Countrywide may not necessarily be in the worst category of lender but as anyone who has listened to the radio or watched TV in recent years can tell you, Countrywide is probably best know for its advertising of teaser loans such as their “Combo Loan” that seeks to persuade homeowners to refinance all their debt, including automobile and revolving credit into their home loan.

There’s nothing like providing services for financing cars or some Lord and Taylor purchases over 30 years to help strengthen the middle and lower income strata of the country.

Mozilo then paradoxically goes on to suggest that the problems with the mortgage market is not the loan products but the borrowers themselves.

“These are not new products nor are they exotic products… [the problem is that] some of these products were sold to people they shouldn’t have been sold to… the loans themselves are not problematic.. its who they were sold to and how they were used.”

Mozilo then struggles to suggest that the problems they are seeing now are as a result of making “good” loans to investors and speculators to buy investment properties.

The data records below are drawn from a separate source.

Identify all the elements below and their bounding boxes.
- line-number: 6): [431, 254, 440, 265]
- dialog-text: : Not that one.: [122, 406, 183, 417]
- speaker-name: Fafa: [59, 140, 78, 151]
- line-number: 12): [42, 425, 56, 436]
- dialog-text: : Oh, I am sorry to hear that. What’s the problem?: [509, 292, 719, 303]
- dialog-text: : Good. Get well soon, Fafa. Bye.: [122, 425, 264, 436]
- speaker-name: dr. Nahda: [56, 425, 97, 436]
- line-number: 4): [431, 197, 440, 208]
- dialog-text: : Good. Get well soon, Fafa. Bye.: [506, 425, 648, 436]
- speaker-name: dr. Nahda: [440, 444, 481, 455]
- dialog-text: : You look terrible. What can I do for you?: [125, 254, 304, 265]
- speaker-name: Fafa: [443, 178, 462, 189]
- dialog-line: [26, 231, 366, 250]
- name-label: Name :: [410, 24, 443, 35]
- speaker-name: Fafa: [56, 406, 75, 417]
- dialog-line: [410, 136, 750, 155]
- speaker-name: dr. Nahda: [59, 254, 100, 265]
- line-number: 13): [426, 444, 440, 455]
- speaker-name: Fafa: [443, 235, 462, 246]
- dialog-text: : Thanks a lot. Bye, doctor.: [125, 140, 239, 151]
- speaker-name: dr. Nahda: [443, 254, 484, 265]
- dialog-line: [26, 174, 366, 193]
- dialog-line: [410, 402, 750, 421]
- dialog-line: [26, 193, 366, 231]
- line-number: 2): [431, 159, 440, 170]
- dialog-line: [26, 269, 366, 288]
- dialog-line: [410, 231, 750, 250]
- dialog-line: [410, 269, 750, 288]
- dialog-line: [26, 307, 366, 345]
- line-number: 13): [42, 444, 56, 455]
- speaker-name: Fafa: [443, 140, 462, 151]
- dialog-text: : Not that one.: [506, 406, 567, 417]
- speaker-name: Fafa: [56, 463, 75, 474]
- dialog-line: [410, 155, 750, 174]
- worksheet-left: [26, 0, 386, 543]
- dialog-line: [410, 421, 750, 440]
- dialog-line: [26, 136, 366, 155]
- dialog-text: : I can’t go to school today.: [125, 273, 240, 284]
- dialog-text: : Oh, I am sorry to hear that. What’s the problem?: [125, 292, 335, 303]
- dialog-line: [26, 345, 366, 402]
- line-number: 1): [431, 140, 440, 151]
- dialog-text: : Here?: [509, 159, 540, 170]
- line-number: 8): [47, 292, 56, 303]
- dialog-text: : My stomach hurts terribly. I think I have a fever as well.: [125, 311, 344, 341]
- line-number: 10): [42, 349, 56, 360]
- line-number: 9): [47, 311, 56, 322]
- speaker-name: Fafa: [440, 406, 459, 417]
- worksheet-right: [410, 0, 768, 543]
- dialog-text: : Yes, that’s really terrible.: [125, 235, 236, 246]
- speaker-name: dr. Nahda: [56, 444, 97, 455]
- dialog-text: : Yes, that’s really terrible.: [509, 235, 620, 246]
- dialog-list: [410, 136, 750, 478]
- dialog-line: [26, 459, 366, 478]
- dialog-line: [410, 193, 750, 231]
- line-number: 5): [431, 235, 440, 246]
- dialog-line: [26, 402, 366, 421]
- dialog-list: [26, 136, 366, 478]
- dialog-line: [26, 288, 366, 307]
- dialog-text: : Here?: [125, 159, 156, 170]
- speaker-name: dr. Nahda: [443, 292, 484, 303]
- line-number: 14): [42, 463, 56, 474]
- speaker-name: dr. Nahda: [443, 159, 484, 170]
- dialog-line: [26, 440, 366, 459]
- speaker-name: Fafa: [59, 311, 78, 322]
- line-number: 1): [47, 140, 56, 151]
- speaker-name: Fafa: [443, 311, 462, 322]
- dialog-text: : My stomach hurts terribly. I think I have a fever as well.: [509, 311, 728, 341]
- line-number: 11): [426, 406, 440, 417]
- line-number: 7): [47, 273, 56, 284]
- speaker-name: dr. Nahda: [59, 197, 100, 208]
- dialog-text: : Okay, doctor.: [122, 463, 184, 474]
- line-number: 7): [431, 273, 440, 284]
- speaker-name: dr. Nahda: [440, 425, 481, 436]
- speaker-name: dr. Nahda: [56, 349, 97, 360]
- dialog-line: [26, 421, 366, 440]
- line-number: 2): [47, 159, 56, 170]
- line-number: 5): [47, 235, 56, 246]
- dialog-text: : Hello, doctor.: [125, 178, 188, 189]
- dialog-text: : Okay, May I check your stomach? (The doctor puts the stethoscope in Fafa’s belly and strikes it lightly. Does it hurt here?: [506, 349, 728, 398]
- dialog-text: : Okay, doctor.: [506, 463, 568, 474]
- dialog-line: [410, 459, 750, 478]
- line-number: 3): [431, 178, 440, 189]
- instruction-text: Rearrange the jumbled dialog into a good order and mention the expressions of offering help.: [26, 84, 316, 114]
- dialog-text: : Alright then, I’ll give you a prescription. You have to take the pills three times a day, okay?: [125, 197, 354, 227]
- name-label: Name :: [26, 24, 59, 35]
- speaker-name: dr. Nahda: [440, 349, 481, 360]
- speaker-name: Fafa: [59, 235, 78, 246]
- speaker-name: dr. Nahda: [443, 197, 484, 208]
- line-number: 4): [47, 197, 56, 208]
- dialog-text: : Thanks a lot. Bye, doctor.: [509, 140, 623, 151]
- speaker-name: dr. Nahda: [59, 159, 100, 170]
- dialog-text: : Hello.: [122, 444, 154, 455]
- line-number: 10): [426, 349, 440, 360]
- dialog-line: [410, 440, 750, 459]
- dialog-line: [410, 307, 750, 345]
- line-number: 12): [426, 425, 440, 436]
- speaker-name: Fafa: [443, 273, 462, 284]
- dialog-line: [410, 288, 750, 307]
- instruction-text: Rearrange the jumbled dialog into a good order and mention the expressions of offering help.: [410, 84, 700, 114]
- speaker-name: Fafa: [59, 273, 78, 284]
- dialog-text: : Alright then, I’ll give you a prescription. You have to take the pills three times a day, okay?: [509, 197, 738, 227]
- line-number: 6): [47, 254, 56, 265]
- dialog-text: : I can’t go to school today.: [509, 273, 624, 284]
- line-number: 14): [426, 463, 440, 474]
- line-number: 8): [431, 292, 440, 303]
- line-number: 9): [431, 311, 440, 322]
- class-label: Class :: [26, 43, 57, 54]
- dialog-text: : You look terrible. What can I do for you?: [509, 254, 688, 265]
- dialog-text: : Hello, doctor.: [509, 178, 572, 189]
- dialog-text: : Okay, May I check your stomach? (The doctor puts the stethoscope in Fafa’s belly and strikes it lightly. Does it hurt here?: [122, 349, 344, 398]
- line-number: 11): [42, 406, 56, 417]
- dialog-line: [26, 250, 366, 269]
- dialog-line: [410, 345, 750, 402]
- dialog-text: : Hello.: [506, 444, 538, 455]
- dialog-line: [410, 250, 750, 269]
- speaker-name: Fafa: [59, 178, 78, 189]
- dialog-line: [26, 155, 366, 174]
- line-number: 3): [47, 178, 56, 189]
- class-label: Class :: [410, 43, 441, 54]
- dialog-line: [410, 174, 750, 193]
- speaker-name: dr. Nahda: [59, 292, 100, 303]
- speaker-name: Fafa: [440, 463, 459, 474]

Clearly, this is certainly partly true.

Rampant speculation was an obvious factor in the housing boom but attempting to suggest that all the defaults and delinquencies are coming from borrowers that are attempted to game the system and not the lending industry is purely disingenuous.

Mozilo further misses the point when he suggests that the “rules are changing” on first time home buyers, limiting refinance activity and leaving them stranded with bad loans.

“These first time homebuyers that are in homes who need to refinance because the resetting now can’t get refinancing simply because the rules changed on them after the game started.”

Again, this is true and certainly highlights a potentially enormous problem soon to materialize in the housing market but Mozilo completely and disingenuously forgets to mention that it was the lenders that got these first time homebuyers into bad, rate resetting, loans in the first place.

Finally, Mozilo mentions just a bit about the indemnifications that Countrywide provides on the loans they sell to larger financial institutions. This, of course, is the “Achilles Heal” of their business.

As was seen with New Century Financial, as loans went bad and loan holders called in this indemnifications, the cost far out paced what New Century had reserved.

Will Countrywide fair any better… Mozilo suggests it will.

In a final thought, last week there was a widely publicized “urgent” email which specified that brokers were to no longer provide any 100% financing deals as of March 12.

"Please get in any deals over 95 LTV (loan-to-value) today!... Countrywide BC will no longer be offering any 100 LTV products as of Monday, March 12."

This event was very reminiscent of the complete about-face publicized by New Century Financial last October when, in a public release, they stated that they would virtually completely adopt all the provisions that the Federal Reserve had suggested for better managing risk in their operations.

Obviously though, these reforms, if even implemented, were too late incoming for New Century and one has to wonder, with all the possible “smoke and mirrors” currently being presented now by Countrywide executives, whether they are seeing their dynasty slip fast away as well.